A day after Saya’s disappearance, her shoes and socks were found neatly placed along the riverbed, just 30 meters from the park. Her parents had gone looking for her in this area three times before the shoes were found, but they hadn’t seen these articles of clothing. They suspected someone had placed them there after they visited. What’s more, according to her parents, Saya didn’t like to get her feet wet, and she wasn’t one to take off her socks tidily, news channel TV Asahi reported.
Four days later, Saya’s hat, which had her name written on it, was discovered about a kilometer downstream from where her shoes were found. Before the discovery of her body, Saya’s parents made several public appeals for information about their daughter’s disappearance, at times addressing Saya directly.
“Saya-chan, where are you, what are you doing? Please come home soon,” her family pleaded on Sept. 27.

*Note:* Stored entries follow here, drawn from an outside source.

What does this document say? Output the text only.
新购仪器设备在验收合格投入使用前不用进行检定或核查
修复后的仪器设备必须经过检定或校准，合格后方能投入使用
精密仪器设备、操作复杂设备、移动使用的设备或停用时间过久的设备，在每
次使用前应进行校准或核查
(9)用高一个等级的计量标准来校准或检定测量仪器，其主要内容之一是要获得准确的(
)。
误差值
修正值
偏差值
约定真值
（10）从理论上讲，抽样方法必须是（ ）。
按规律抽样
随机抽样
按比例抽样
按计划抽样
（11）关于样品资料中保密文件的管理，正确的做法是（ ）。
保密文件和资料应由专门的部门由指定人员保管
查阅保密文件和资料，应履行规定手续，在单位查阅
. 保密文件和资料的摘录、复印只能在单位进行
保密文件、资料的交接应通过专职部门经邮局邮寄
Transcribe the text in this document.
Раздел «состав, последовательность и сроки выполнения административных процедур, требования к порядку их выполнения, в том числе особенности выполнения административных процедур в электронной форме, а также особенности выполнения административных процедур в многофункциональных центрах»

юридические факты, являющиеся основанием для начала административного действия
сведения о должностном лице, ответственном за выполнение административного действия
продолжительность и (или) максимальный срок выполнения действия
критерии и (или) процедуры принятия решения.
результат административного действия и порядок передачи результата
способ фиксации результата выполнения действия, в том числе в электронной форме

In Japan, unsupervised kids frequently go shopping alone at nearby stores, a cultural phenomenon highlighted in the show, Old Enough!, which gained international acclaim when it was released on Netflix in March. Chiba prefecture’s Masudo City, where Saya lived, even boasts about being one of the top places nationwide to raise a child.
In 2021, over 14,000 children were reported missing in Japan. In comparison, in the UK, which has half the population of Japan, about 47,000 children were reported missing.